Case Study 39.2: ODA's Algorithm Audit — When the Model Learns the Wrong Thing

DataField.Dev

Case Study 39.2: ODA's Algorithm Audit — When the Model Learns the Wrong Thing

Background

OpenDemocracy Analytics has been contracted by a statewide criminal justice reform coalition to support a voter registration and mobilization drive targeting formerly incarcerated people who have had their voting rights restored under a recent state law change. This is a population that has historically had very low voter registration rates — not because of disinterest, but because of systematic barriers including lack of awareness of rights restoration, instability in housing and identification, and distrust of government institutions.

The coalition wants ODA to build a contact prioritization model: given a list of approximately 45,000 people who appear to be eligible under the new law (identified through state court records linked to voter file registration data), which should be contacted first, and how?

Adaeze assigns the project to Sam Harding, who collaborates with a junior analyst, Priya Kowalczyk, on the modeling work.

The Data

The available data includes:

State Department of Corrections records (sentence completion dates, offense categories, county of release)
Current voter file data (registration status, address, any voting history)
Census tract characteristics for each individual's current address (where available)
American Community Survey data on the tracts

The population is approximately 63% Black, 21% Hispanic, 9% white, and 7% other races — reflecting the racially disproportionate impact of incarceration in this state.

The Model

Sam and Priya build a contact prioritization model using a gradient boosting classifier. The model is trained on data from a smaller pilot registration drive conducted by the coalition the previous year — a sample of 3,200 people, of whom 890 successfully registered after contact.

The model's features include: recency of rights restoration (more recent = higher priority), census tract characteristics (income, housing stability, distance to government offices), offense category, and county of release.

The model produces a priority score for each of the 45,000 individuals. Sam runs the standard accuracy checks — the model performs reasonably well on the holdout test set overall, with an AUC of 0.71.

The Audit That Changes Everything

Priya, on her own initiative, runs the model's predicted scores disaggregated by race. What she finds is alarming.

The model assigns significantly lower priority scores to Black individuals than to white individuals with similar characteristics — similar recency of rights restoration, similar census tract characteristics, similar offense category. The differential is not subtle: controlling for the other features, being Black is associated with a predicted score reduction equivalent to adding 18 months to the time since rights restoration.

Priya and Sam investigate. The root cause is in the training data. In the pilot registration drive, Black participants were less likely to successfully register — not because they were less interested, but because the pilot program's contact methodology had systematically performed worse in majority-Black neighborhoods. Canvassers had been deployed less thoroughly in certain zip codes; the door-knocking hours had been less compatible with employment schedules in those areas; and one coordinator had dropped two high-Black-population precincts from the pilot entirely due to what they described as "safety concerns."

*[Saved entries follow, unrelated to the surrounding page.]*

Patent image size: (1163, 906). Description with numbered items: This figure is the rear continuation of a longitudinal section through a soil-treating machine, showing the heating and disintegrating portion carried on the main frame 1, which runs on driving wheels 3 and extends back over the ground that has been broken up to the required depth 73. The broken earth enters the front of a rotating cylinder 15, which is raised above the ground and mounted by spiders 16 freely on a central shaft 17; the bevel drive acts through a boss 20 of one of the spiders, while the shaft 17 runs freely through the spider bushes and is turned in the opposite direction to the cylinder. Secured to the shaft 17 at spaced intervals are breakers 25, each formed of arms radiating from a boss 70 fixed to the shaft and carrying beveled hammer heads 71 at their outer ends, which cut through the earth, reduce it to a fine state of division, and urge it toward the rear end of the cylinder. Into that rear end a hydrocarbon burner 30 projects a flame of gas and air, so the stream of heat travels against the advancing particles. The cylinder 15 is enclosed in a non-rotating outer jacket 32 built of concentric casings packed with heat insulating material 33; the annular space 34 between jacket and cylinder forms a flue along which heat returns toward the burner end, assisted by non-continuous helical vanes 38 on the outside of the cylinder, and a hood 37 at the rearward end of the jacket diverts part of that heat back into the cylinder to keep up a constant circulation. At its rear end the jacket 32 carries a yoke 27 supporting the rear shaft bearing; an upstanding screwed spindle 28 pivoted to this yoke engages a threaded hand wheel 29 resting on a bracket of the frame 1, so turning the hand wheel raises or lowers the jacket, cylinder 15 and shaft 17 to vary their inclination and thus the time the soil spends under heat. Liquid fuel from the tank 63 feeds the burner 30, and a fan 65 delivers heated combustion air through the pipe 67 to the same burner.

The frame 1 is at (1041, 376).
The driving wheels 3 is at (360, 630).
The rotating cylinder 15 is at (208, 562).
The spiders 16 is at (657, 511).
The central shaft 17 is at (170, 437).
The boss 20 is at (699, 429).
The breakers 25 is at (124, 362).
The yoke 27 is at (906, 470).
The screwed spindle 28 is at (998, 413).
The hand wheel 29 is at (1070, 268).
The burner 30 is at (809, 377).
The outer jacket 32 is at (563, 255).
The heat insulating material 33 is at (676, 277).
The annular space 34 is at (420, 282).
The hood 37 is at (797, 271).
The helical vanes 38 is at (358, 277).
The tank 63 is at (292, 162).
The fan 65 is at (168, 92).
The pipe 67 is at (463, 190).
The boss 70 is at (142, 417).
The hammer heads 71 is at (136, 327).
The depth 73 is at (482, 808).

The model learned from this training data that Black individuals in the target population were less likely to successfully register, and it dutifully encoded that as a lower-priority prediction. The model was accurate in a narrow sense — it was accurately predicting the outcome of the flawed pilot. It was deeply wrong in the sense that mattered: it was predicting not who was reachable but who had been poorly served.

The Implications

If ODA deploys this model without correction, it will concentrate outreach resources on the least-Black portions of the target population — the precise inverse of an equitable allocation in a population that is already 63% Black and in which Black Pennsylvanians bear a grossly disproportionate incarceration burden.

The model has learned racial discrimination from the training data and would reproduce it at scale.

Sam's Report to Adaeze

Sam presents the audit findings to Adaeze with a proposed fix: remove the geographic features from the model (census tract characteristics, county of release), which are functioning as racial proxies, and retrain using only individual-level features (recency, offense category). Alternatively, apply a fairness constraint to the model that equalizes predicted scores by race conditional on other features.

Adaeze listens carefully. Then she asks a question Sam hadn't anticipated: "Should we be using a machine learning model at all for this population?"

She explains: the training data for this model is a pilot conducted with significant methodological flaws. The sample is 3,200 people out of a target population of 45,000 — a relatively small training set for a gradient boosting model. And the outcome we're trying to predict — successful registration — is as much a function of how well the outreach operation is conducted as of any characteristic of the individual. A model that learns from flawed outreach will systematically encode the flaws as individual characteristics.

Maybe, Adaeze says, the right answer is a simple prioritization rule: contact everyone with rights restored in the last 36 months first, then work through older restorations chronologically, with geographic stratification to ensure all areas are covered. No machine learning. No opportunity to encode discrimination from biased training data.

Discussion Questions

1. Identify the specific mechanism through which the ODA model developed racial bias. Use the concepts from Chapter 39 (algorithmic bias, training data, historical patterns) to describe precisely what happened.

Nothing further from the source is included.